Order Undermines ACA, May Result in Higher Premiums for Many Americans

U.S. Senator Rand Paul (R-KY) applauds as U.S. President Donald Trump signs an executive order to make it easier for Americans to buy bare-bones health insurance plans and circumvent Obamacare rules at the White House in Washington, U.S., October 12, 2017. © 2017 Reuters

Having failed – again – to gain congressional support for repealing the Affordable Care Act (ACA), US President Donald Trump last week took two actions that will undermine some of its core principles.

The President’s executive order allows for new, unregulated insurance packages – touted as expanding insurance options by the administration. However, many experts believe these changes will pull younger, healthier people out of the current insurance exchanges, where people can buy insurance compliant with the ACA, to buy so-called junk insurance. This would undermine the viability of the exchanges and leave those with greater healthcare needs – older people, those with low incomes, and people with pre-existing conditions – with too-high premiums, pricing them out of affordable health care.

The order makes it easier for small businesses and groups to work together and buy “association health plans” and short-term insurance coverage. These plans typically offer cheaper premiums, but include fewer benefits. Despite a problematic history of bankruptcies and failure to pay people’s medical bills, association health plans, like short-term insurance plans, are often attractive to younger, healthier consumers.

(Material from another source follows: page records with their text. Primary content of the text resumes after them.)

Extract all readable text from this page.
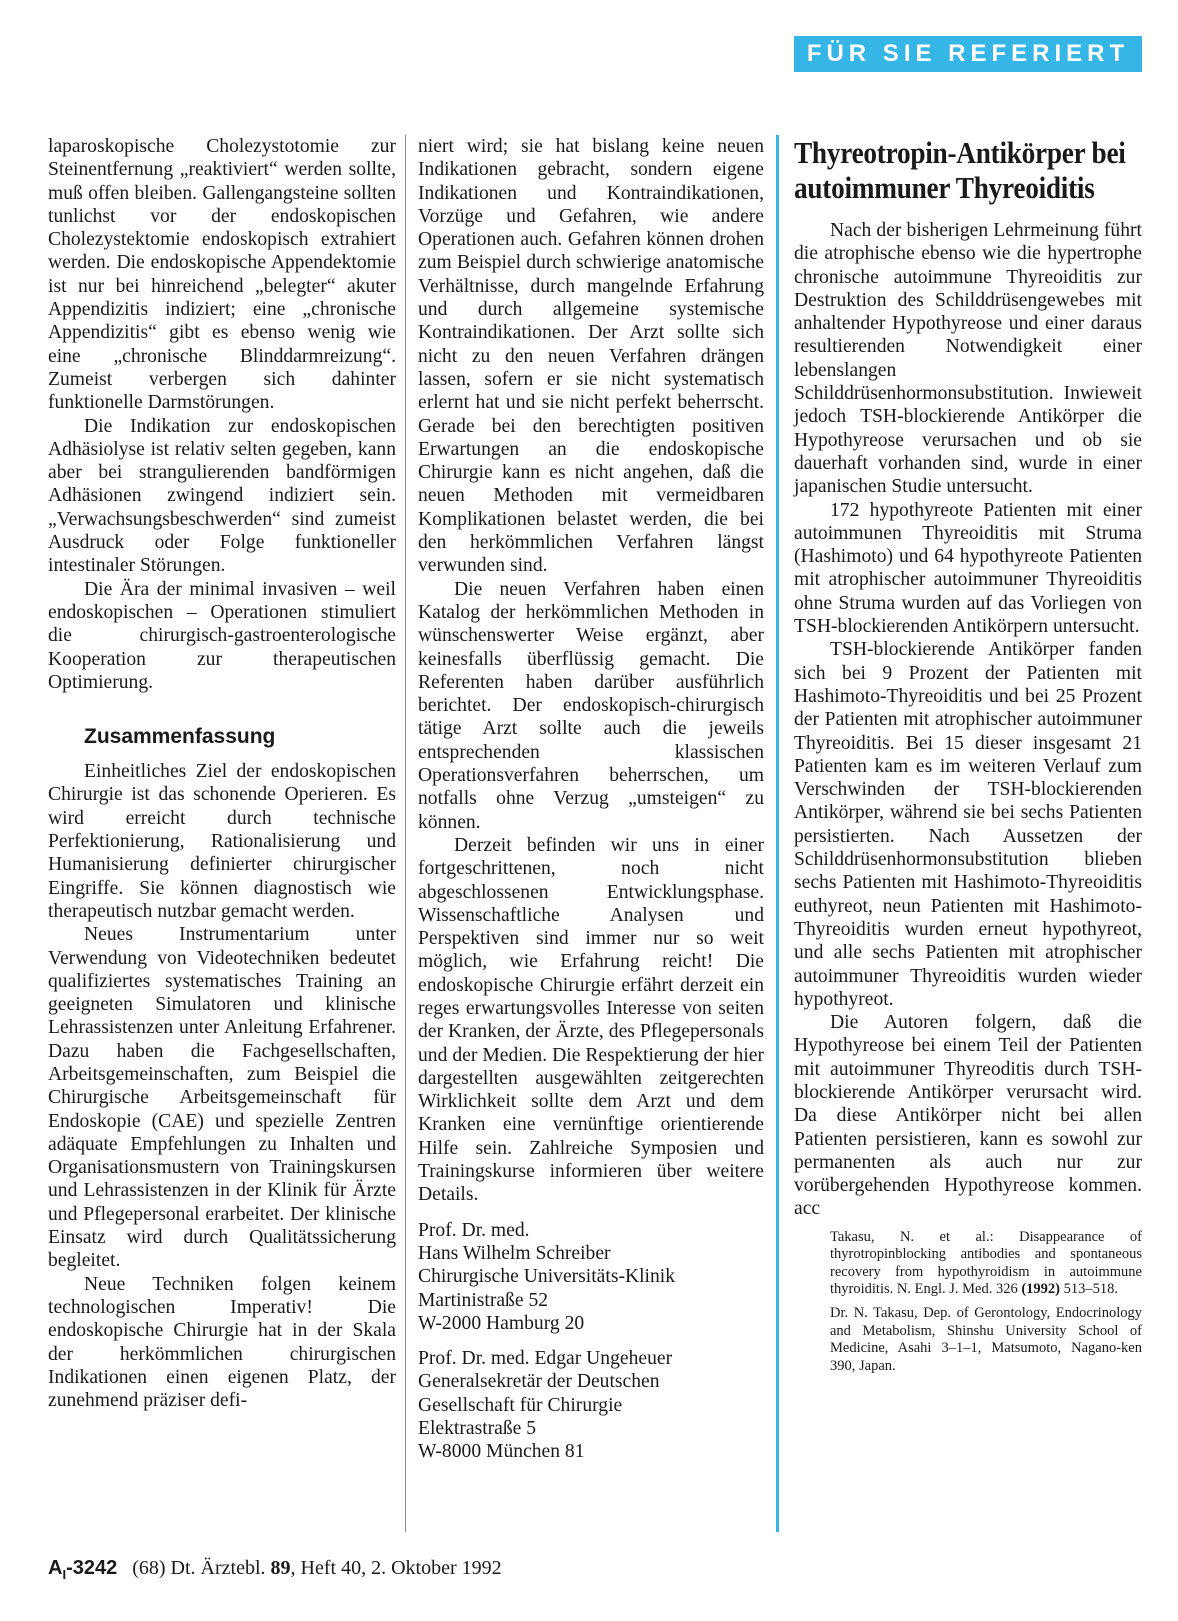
FÜR SIE REFERIERT

laparoskopische Cholezystotomie zur Steinentfernung „reaktiviert“ werden sollte, muß offen bleiben. Gallengangsteine sollten tunlichst vor der endoskopischen Cholezystektomie endoskopisch extrahiert werden. Die endoskopische Appendektomie ist nur bei hinreichend „belegter“ akuter Appendizitis indiziert; eine „chronische Appendizitis“ gibt es ebenso wenig wie eine „chronische Blinddarmreizung“. Zumeist verbergen sich dahinter funktionelle Darmstörungen.

Die Indikation zur endoskopischen Adhäsiolyse ist relativ selten gegeben, kann aber bei strangulierenden bandförmigen Adhäsionen zwingend indiziert sein. „Verwachsungsbeschwerden“ sind zumeist Ausdruck oder Folge funktioneller intestinaler Störungen.

Die Ära der minimal invasiven – weil endoskopischen – Operationen stimuliert die chirurgisch-gastroenterologische Kooperation zur therapeutischen Optimierung.

Zusammenfassung

Einheitliches Ziel der endoskopischen Chirurgie ist das schonende Operieren. Es wird erreicht durch technische Perfektionierung, Rationalisierung und Humanisierung definierter chirurgischer Eingriffe. Sie können diagnostisch wie therapeutisch nutzbar gemacht werden.

Neues Instrumentarium unter Verwendung von Videotechniken bedeutet qualifiziertes systematisches Training an geeigneten Simulatoren und klinische Lehrassistenzen unter Anleitung Erfahrener. Dazu haben die Fachgesellschaften, Arbeitsgemeinschaften, zum Beispiel die Chirurgische Arbeitsgemeinschaft für Endoskopie (CAE) und spezielle Zentren adäquate Empfehlungen zu Inhalten und Organisationsmustern von Trainingskursen und Lehrassistenzen in der Klinik für Ärzte und Pflegepersonal erarbeitet. Der klinische Einsatz wird durch Qualitätssicherung begleitet.

Neue Techniken folgen keinem technologischen Imperativ! Die endoskopische Chirurgie hat in der Skala der herkömmlichen chirurgischen Indikationen einen eigenen Platz, der zunehmend präziser defi-

niert wird; sie hat bislang keine neuen Indikationen gebracht, sondern eigene Indikationen und Kontraindikationen, Vorzüge und Gefahren, wie andere Operationen auch. Gefahren können drohen zum Beispiel durch schwierige anatomische Verhältnisse, durch mangelnde Erfahrung und durch allgemeine systemische Kontraindikationen. Der Arzt sollte sich nicht zu den neuen Verfahren drängen lassen, sofern er sie nicht systematisch erlernt hat und sie nicht perfekt beherrscht. Gerade bei den berechtigten positiven Erwartungen an die endoskopische Chirurgie kann es nicht angehen, daß die neuen Methoden mit vermeidbaren Komplikationen belastet werden, die bei den herkömmlichen Verfahren längst verwunden sind.

Die neuen Verfahren haben einen Katalog der herkömmlichen Methoden in wünschenswerter Weise ergänzt, aber keinesfalls überflüssig gemacht. Die Referenten haben darüber ausführlich berichtet. Der endoskopisch-chirurgisch tätige Arzt sollte auch die jeweils entsprechenden klassischen Operationsverfahren beherrschen, um notfalls ohne Verzug „umsteigen“ zu können.

Derzeit befinden wir uns in einer fortgeschrittenen, noch nicht abgeschlossenen Entwicklungsphase. Wissenschaftliche Analysen und Perspektiven sind immer nur so weit möglich, wie Erfahrung reicht! Die endoskopische Chirurgie erfährt derzeit ein reges erwartungsvolles Interesse von seiten der Kranken, der Ärzte, des Pflegepersonals und der Medien. Die Respektierung der hier dargestellten ausgewählten zeitgerechten Wirklichkeit sollte dem Arzt und dem Kranken eine vernünftige orientierende Hilfe sein. Zahlreiche Symposien und Trainingskurse informieren über weitere Details.

Prof. Dr. med.
Hans Wilhelm Schreiber
Chirurgische Universitäts-Klinik
Martinistraße 52
W-2000 Hamburg 20
Prof. Dr. med. Edgar Ungeheuer
Generalsekretär der Deutschen
Gesellschaft für Chirurgie
Elektrastraße 5
W-8000 München 81
Thyreotropin-Antikörper bei autoimmuner Thyreoiditis

Nach der bisherigen Lehrmeinung führt die atrophische ebenso wie die hypertrophe chronische autoimmune Thyreoiditis zur Destruktion des Schilddrüsengewebes mit anhaltender Hypothyreose und einer daraus resultierenden Notwendigkeit einer lebenslangen Schilddrüsenhormonsubstitution. Inwieweit jedoch TSH-blockierende Antikörper die Hypothyreose verursachen und ob sie dauerhaft vorhanden sind, wurde in einer japanischen Studie untersucht.

172 hypothyreote Patienten mit einer autoimmunen Thyreoiditis mit Struma (Hashimoto) und 64 hypothyreote Patienten mit atrophischer autoimmuner Thyreoiditis ohne Struma wurden auf das Vorliegen von TSH-blockierenden Antikörpern untersucht.

TSH-blockierende Antikörper fanden sich bei 9 Prozent der Patienten mit Hashimoto-Thyreoiditis und bei 25 Prozent der Patienten mit atrophischer autoimmuner Thyreoiditis. Bei 15 dieser insgesamt 21 Patienten kam es im weiteren Verlauf zum Verschwinden der TSH-blockierenden Antikörper, während sie bei sechs Patienten persistierten. Nach Aussetzen der Schilddrüsenhormonsubstitution blieben sechs Patienten mit Hashimoto-Thyreoiditis euthyreot, neun Patienten mit Hashimoto-Thyreoiditis wurden erneut hypothyreot, und alle sechs Patienten mit atrophischer autoimmuner Thyreoiditis wurden wieder hypothyreot.

Die Autoren folgern, daß die Hypothyreose bei einem Teil der Patienten mit autoimmuner Thyreoditis durch TSH-blockierende Antikörper verursacht wird. Da diese Antikörper nicht bei allen Patienten persistieren, kann es sowohl zur permanenten als auch nur zur vorübergehenden Hypothyreose kommen. acc

Takasu, N. et al.: Disappearance of thyrotropinblocking antibodies and spontaneous recovery from hypothyroidism in autoimmune thyroiditis. N. Engl. J. Med. 326 (1992) 513–518.

Dr. N. Takasu, Dep. of Gerontology, Endocrinology and Metabolism, Shinshu University School of Medicine, Asahi 3–1–1, Matsumoto, Nagano-ken 390, Japan.

$A_I-3242$ (68) Dt. Ärztebl. 89, Heft 40, 2. Oktober 1992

The ACA limited both options in order to spread the risk for insurers by including both healthy and sick people. After all, a person’s age or health history should not affect their ability to obtain coverage. Indeed, this is fundamental to Obamacare, which has promoted the right to health by making affordable insurance coverage available to millions of Americans. According to the Kaiser Family Foundation, a nonprofit group, these alternative health plans create a “parallel” insurance market not covered by ACA protections, such as essential benefits packages and coverage for pre-existing conditions.

At the same time, President Trump vowed to pull federal support from the subsidies that help people afford to purchase plans from the exchange.

As a result, premiums on ACA insurance exchanges may rise sharply, with negative consequences for public health. For example, women might find it more expensive to access prenatal and maternity care – something the US can in no way afford as maternal death rates are rising alarmingly. Amid a nationwide crisis of drug overdose that claimed more than 60,000 lives in 2016, coverage for substance use treatment may cost more.

The Trump administration should act to protect the right to health, not undermine it.